Comunismo e Imprensa: Os inimigos imaginários de Bolsonaro
Não há, na história, governantes sem seus vilões, sejam eles reais ou imaginários. Jair Bolsonaro, que toma posse hoje, já escolheu um inimigo imaginário (o comunismo) e um real, a imprensa. Ele tem razões objetivas para atacar os jornalistas.
Bolsonaro e sua família estão no baixo-clero da política há 30 anos praticamente sem serem notados. Antes de mostrarem interesse real em vencer eleições majoritárias, os Bolsonaro só viravam notícia quando diziam frases absurdas ou quando desmaiavam em debates. Eram da turma dos Severinos Cavalcanti, a faixa de políticos que se situa entre o Tiririca e um vereador reacionário de uma cidade do interior do país. Serviam para a sociedade do espetáculo e seus programas humorísticos, ora para rirmos deles, ora para nos causar repulsa e ódio. A nota evidente é que agora esse personagem grotesco vai governar um país doente. Nós elegemos um meme.
A essa altura, vocês já sabem: Jair Bolsonaro bloqueou toda a redação do Intercept (inclusive nossa conta oficial) no Twitter – a rede social que, segundo ele, “qualquer informação além [de fora do Twitter] é mera especulação maldosa e sem credibilidade.” O que teme Bolsonaro?
Será que ele teria dificuldades em explicar seu plano econômico que só faz sentido para o mercado financeiro? Ou que sua candidatura agiu ativamente para censurar a liberdade de imprensa que ele diz defender enquanto fabricava boatos e tentava chupar dados de celulares para sua máquina de propaganda? Conseguiria ele defender o partido de seu vice, Mourão, que financiou a maior rede de fake news do Brasil, derrubada pelo Facebook? Ou a condenação do general Heleno? As tramóias do caricato Marcos Pontes?
Bolsonaro teme a imprensa porque foi ela que descobriu a Wal do Açaí, o Queiroz, o cofre milionário que sumiu de uma agência do Banco do Brasil. Foi ela que identificou os 15 milhões de reais em imóveis da Família B, com salários incompatíveis.
Bolsonaro odeia e tenta deslegitimá-la porque sabe que ela não vai desaparecer. “A imprensa acabou” é só um bordão ruim e velho repetido por todos os governantes desde que a imprensa existe. Os governantes sumiram, a imprensa segue por aqui.
A retórica atual é mais violenta, mas se assemelha muito a de outros governos, inclusive ao do PT. À época, jornalistas eram chamados de “Partido da Imprensa Golpista”. Hoje, são taxados de “Partidos da Extrema Imprensa”. As semelhanças entre os radicais bolsonaristas e os radicais petistas são maiores do que parecem. Orange is the new red.

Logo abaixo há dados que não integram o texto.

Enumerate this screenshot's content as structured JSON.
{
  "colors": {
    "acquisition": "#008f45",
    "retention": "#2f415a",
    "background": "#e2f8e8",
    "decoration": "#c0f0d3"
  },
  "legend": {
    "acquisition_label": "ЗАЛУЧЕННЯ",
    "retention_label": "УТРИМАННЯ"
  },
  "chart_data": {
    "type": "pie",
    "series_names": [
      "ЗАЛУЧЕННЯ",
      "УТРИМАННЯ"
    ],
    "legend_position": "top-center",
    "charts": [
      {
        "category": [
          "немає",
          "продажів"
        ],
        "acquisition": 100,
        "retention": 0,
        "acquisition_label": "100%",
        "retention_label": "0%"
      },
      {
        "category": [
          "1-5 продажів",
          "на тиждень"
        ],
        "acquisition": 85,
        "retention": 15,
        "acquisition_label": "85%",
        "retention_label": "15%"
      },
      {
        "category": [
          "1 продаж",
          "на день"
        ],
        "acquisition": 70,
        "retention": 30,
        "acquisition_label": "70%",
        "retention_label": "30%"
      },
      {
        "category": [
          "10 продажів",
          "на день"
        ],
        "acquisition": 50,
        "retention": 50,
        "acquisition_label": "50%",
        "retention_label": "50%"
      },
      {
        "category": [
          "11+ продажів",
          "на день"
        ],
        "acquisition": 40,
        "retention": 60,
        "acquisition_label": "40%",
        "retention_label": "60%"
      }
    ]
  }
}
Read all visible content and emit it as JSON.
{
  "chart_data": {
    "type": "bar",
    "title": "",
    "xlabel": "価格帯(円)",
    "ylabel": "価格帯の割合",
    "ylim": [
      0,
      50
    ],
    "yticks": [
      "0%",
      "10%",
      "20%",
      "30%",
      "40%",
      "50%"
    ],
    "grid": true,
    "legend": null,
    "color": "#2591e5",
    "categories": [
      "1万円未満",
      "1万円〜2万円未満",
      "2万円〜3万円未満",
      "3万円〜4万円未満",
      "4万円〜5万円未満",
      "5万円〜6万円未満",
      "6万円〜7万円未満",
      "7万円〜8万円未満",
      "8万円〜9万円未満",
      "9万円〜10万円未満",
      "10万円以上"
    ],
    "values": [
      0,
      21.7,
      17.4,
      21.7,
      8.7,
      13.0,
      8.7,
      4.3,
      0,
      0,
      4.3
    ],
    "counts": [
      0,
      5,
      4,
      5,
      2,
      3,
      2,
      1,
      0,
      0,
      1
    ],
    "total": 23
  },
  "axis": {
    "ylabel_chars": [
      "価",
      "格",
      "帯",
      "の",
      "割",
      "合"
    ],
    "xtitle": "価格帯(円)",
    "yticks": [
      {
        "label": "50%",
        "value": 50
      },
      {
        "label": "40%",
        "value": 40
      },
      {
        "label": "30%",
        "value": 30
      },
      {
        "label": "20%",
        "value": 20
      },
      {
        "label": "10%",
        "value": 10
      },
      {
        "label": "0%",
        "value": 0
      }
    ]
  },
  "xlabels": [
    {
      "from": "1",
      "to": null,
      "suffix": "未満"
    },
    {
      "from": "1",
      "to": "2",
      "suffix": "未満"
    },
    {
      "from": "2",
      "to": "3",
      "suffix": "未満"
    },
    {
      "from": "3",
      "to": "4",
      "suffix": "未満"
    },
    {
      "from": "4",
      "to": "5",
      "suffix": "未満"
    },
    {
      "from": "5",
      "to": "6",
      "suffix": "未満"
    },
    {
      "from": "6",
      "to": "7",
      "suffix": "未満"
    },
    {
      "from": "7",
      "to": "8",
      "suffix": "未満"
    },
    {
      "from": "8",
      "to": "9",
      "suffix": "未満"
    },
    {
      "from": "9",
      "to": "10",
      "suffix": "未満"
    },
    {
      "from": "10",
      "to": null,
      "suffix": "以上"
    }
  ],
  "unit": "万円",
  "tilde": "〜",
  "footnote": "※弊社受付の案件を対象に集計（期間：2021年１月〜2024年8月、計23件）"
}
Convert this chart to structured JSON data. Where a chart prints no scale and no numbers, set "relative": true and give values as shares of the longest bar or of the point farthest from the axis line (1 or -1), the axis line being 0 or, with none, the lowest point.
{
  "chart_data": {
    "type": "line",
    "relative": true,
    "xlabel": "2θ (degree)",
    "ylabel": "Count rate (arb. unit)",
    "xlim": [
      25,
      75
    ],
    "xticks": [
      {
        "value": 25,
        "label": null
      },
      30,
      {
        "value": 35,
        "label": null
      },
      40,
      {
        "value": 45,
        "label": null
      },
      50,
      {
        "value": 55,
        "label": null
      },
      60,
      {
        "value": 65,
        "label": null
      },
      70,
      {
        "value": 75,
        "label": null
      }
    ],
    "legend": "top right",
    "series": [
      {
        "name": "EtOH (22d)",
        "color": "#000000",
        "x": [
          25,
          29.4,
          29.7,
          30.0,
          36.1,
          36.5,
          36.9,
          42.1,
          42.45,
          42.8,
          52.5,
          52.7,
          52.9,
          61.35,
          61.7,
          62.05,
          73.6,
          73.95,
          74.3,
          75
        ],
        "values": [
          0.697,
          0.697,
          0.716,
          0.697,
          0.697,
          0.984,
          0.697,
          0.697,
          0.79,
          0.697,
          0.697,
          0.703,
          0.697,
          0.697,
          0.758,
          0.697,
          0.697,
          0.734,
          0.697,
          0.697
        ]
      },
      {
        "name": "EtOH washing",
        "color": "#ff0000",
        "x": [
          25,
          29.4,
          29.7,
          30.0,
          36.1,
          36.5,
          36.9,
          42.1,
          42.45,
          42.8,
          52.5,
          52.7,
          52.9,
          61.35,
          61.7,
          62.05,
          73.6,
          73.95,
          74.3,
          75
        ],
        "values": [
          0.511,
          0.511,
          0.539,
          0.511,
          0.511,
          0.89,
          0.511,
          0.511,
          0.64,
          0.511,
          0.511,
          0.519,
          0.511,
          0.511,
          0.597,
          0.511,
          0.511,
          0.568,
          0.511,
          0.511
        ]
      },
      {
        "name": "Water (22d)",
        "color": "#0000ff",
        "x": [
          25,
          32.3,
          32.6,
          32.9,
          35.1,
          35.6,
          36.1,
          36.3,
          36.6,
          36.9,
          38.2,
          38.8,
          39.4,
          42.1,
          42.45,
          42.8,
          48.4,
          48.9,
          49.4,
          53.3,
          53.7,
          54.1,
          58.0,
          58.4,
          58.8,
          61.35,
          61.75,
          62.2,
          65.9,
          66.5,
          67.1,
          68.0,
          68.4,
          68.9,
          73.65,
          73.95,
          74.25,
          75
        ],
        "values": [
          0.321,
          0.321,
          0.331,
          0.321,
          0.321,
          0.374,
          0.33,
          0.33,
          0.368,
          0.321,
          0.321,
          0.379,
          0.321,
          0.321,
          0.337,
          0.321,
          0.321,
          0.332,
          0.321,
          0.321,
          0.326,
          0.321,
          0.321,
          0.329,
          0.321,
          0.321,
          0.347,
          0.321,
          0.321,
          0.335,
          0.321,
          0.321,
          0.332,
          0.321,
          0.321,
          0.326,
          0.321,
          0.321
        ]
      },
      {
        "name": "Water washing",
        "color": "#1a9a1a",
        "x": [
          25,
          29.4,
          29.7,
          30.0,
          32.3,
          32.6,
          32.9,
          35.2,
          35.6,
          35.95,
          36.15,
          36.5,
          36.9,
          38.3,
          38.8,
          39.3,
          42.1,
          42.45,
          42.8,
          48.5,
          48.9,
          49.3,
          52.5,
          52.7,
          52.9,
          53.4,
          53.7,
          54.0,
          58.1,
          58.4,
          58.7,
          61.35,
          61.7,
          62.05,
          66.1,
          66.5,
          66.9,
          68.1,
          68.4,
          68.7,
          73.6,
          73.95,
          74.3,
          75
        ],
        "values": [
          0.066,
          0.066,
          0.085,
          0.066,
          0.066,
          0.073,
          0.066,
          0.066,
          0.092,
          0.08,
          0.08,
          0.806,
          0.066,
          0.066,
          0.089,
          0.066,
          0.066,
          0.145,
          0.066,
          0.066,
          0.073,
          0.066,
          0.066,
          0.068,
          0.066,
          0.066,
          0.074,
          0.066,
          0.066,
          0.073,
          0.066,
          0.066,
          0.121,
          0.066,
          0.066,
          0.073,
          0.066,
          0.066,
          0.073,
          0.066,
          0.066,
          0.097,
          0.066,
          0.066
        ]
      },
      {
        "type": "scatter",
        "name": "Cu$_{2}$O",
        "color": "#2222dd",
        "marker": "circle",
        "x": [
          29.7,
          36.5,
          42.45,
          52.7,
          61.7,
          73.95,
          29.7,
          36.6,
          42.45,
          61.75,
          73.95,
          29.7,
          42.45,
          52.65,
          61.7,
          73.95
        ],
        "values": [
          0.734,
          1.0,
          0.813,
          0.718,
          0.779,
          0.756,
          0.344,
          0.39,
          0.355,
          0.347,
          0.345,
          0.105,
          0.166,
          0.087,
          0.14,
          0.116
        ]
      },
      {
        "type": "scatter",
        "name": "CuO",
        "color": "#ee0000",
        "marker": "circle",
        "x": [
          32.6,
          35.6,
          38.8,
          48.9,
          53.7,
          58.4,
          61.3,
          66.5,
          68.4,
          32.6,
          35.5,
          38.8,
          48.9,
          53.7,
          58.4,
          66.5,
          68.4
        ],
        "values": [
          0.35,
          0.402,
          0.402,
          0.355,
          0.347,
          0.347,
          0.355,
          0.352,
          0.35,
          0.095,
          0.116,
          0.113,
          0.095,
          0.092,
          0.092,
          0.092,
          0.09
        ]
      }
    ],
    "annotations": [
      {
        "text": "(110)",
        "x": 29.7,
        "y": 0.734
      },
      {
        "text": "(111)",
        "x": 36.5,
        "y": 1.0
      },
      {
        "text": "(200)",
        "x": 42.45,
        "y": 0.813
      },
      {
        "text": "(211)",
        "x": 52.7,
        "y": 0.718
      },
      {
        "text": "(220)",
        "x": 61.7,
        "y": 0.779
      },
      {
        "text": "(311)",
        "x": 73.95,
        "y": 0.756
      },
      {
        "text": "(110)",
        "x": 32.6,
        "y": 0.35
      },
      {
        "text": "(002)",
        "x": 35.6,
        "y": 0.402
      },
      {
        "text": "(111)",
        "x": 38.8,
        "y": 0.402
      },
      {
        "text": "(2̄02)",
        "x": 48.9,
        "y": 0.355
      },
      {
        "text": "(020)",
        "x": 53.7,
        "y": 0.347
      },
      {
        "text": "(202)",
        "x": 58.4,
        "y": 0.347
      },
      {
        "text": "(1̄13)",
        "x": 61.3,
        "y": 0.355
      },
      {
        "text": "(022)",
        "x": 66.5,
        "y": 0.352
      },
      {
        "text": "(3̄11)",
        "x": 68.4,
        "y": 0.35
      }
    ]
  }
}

Na esteira do escândalo Queiroz, seus fãs mais ardorosos perguntaram publicamente: “onde estava a imprensa nos últimos tempos?”, como se elas tivessem descoberto o mensalão lendo borra de café ou nuvens no céu. A Lava Jato – o grande cavalo de batalha da “luta contra a corrupção” que elegeu Bolsonaro – não sobreviveria seis meses sem a imprensa.
É evidente que há por aí mau jornalismo, aos montes. E que a confiança entre a população e o jornalismo se quebrou. Mas até nisso o bolsonarismo quer falsear a história: o acordo entre o público e a imprensa foi quebrado há muitos anos. Bolsonaro está surfando nessa onda e querendo tomar para ele a vitória de ter feito com que a população desacreditasse o que vê no noticiário. É mais uma de suas mil mentiras, porque obviamente não foram eles que fizeram isso. A imprensa já estava desgastada há muito tempo: apenas 10% dos jovens confiam muito nela. Eles precisam ser reconquistados.
Bolsonaro já escolheu seus assessores travestidos de jornalistas, entre grandes redes de TV e sites produtores de lixo disfarçado de informação. Alguns deles estão se orgulhando por terem sido convidados para a posse, como se estivéssemos de volta à Corte de Dom João. Vocês podem dar a isso o nome que quiserem.
Se Bolsonaro é inimigo da imprensa, a imprensa não é inimiga de Bolsonaro. A imprensa seguirá cumprindo seu papel e não vai tirar os olhos do novo governo. A Presidência da República é do povo, por mais que Jair Bolsonaro pense que seja dele e de sua turma.